Keeping our network infrastructure healthy at Microsoft with an employee-built AI agent


Like many global companies, our network engineering environment here at Microsoft is gigantic.
It spans 88 countries, more than 700 buildings, 64,000 devices, 7,500 Microsoft Azure Virtual Networks, and nearly 150 lab sites. It’s a system that serves more than 220,000 employees and generates its fair share of service tickets, more than 170,000 per year.
How do you keep something of that size healthy?
Joshua Green and Soundarya Tekkalakota wondered if their team in Microsoft Digital, the company’s IT organization, could build an AI agent with Microsoft 365 Copilot to help accomplish this goal. Green, an Infrastructure and Engineering Services (IES) principal software engineering manager, and Tekkalakota, an IES product manager, quickly realized that the answer was a resounding yes, if they sprinkled in a helping of artificial intelligence and machine learning.
“We essentially put an AI lens on the network engineering challenges that already existed, and that our engineering teams have been dealing with for years,” says Tekkalakota, who served as lead product manager on the effort. “We decided to use AI to enable faster gathering of information and data insights, and to identify network problems more quickly and efficiently—this would give our network engineers more time to take the human actions needed to resolve issues.”
That kicked off their AI journey, in which they and their team built a custom engine agent before eventually using the extensibility capabilities of Microsoft 365 Copilot to create a declarative AI agent.
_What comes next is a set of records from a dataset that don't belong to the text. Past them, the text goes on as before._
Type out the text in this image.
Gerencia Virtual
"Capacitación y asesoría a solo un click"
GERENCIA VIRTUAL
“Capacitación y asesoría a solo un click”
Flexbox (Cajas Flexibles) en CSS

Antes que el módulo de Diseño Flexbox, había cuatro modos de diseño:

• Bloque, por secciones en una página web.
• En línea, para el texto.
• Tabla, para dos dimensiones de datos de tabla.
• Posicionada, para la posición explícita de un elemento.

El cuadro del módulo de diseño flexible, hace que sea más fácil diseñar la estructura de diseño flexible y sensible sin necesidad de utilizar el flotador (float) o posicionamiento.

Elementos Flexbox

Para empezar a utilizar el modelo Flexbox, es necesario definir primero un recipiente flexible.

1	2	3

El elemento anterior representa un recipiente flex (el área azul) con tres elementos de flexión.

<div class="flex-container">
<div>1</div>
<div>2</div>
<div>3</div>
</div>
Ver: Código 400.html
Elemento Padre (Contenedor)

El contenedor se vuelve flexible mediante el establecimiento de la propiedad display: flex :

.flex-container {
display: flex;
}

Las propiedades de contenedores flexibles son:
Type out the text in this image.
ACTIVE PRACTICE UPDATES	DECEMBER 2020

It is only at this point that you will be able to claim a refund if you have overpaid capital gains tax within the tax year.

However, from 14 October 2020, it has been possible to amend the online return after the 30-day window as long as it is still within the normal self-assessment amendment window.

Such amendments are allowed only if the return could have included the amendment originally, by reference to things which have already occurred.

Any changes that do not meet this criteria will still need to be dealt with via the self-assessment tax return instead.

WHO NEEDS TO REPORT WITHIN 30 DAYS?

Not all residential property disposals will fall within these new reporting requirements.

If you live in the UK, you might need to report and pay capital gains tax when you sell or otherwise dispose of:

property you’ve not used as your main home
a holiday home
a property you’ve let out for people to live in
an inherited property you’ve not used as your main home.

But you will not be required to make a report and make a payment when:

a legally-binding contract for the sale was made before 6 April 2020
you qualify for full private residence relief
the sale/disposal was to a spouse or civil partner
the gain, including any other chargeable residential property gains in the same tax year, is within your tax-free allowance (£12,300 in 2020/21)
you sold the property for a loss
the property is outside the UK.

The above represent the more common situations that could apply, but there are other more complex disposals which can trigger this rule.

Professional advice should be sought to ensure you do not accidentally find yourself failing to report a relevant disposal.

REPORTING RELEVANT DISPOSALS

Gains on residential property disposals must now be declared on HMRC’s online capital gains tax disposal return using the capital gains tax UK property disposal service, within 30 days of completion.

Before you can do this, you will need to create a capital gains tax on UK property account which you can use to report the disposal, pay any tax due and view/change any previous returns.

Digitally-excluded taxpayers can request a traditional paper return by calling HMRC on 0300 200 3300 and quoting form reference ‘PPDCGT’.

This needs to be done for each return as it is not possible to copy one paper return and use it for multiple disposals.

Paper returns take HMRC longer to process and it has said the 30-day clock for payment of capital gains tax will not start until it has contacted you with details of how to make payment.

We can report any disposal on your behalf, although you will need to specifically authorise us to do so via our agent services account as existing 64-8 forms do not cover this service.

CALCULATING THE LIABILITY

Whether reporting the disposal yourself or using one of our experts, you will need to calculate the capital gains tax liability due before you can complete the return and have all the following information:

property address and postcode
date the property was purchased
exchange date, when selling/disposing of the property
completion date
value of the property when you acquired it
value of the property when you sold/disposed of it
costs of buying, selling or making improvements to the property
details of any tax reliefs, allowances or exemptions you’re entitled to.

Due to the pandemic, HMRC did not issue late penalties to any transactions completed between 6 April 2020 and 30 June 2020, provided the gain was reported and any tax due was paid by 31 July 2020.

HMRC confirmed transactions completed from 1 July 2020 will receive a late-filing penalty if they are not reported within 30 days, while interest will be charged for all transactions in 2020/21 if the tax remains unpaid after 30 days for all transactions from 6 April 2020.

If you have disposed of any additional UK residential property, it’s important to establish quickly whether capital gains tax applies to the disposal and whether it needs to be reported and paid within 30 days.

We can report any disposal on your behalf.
The result is Network Copilot (also known as Network Infrastructure Copilot, or “NiC”), a powerful tool that provides support for various networking and infrastructure-management tasks and helps us work toward our goal of operating the industry’s most secure and reliable enterprise network.
Importantly, Network Copilot is another proof point in our ongoing journey to show how we’re benefitting from Microsoft 365 Copilot internally here at Microsoft. Read this story to learn how we’re thinking about AI agents internally at Microsoft and to get our guidance on how to get started with them at your company.
The spark of inspiration

Network Copilot originated in a hackathon project in early 2023, inspired by the excitement at that time around generative AI and ChatGPT. Tekkalakota pulled together a small group of AI enthusiasts and launched the effort to develop a tool that would be able to simplify network management tasks.
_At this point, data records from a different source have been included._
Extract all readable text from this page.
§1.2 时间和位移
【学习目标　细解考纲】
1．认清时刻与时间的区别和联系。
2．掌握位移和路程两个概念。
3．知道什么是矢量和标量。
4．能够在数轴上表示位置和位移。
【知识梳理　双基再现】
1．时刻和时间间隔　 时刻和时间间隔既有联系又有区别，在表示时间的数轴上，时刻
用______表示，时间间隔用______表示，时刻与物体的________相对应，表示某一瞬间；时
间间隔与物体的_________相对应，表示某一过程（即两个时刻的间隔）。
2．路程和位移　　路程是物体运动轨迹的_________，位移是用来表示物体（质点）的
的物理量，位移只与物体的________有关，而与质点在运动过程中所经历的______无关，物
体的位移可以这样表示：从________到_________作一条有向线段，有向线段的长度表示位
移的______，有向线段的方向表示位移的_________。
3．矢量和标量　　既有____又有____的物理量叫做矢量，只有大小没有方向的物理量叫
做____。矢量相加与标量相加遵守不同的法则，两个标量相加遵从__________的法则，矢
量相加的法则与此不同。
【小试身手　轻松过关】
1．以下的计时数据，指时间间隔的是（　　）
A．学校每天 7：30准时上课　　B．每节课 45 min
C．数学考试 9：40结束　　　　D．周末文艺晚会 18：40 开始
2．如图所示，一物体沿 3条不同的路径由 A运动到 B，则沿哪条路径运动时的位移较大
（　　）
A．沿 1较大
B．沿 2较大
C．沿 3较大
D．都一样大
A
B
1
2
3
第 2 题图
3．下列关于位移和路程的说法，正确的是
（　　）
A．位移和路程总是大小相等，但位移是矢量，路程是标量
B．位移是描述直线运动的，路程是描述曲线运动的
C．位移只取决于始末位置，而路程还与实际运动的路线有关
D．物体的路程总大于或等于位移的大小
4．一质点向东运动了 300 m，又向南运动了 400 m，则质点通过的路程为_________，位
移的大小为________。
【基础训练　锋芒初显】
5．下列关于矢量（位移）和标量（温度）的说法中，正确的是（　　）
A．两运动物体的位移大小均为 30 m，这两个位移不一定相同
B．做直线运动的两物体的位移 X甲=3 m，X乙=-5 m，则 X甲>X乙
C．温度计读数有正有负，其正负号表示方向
“These were network engineers who were at that intersection of new tech enthusiasts and experts in their particular job,” Tekkalakota says. “We leaned on them heavily in the first few iterations of the project, collecting their feedback manually on what the right queries were. And as time went on, we kept adding more and more of these enthusiastic users to help us build the community, and to test the tool and gather feedback.”
On the engineering side, the project started out with a custom-agent approach, reflecting the available technology at that point in time.
“We went with a conversational agent built on Semantic Kernel and Azure OpenAI, because that was the only option at the time,” Green says. “Over time, we switched to a declarative-agent model based on the Microsoft 365 Copilot capabilities that were being released. In a sense, Network Copilot is the story of how fast AI technology is progressing, and how it’s becoming faster and easier to develop these kinds of tools.”
Improving network services with Network Copilot
Generative AI tools excel at one of the biggest challenges that network engineers face in their day-to-day work: how to quickly track down the specific information needed to resolve a network issue.
“There’s something like five to eight different steps in the network management workflow, and many of them have a manual component,” Tekkalakota says. “Network engineers drill through siloed documents like wikis and troubleshooting guides, data sources such as infrastructure data lake and incident management (IcM), and more to define data insights and documentation. We wanted to make this search faster and easier for these engineers.”
The answer was Network Copilot, an AI chat interface in which engineers can use natural-language queries to gain insights and determine recommended actions without leaving the flow of their work process.
“It’s a great solution because it keeps them in the context of their current work,” Tekkalakota says. “They don’t have to step out of the network lifecycle management task that they’re currently in to find answers. It gives them the next step in a concise, summarized manner—something that they would have to spend multiple hours tracking down outside of their context.”
The use of natural language to access network telemetry in real time is one example that Green cites when talking about how Network Copilot is transforming the way that engineers do their job.
“I can ask NiC, ‘What’s the network health of Building 32?’ and it will run a query against the network telemetry data,” he says. “Then it summarizes the results in a nice, clean report for the user, including details on risks and recommendations for that building’s network. Then the engineer can take the appropriate action.”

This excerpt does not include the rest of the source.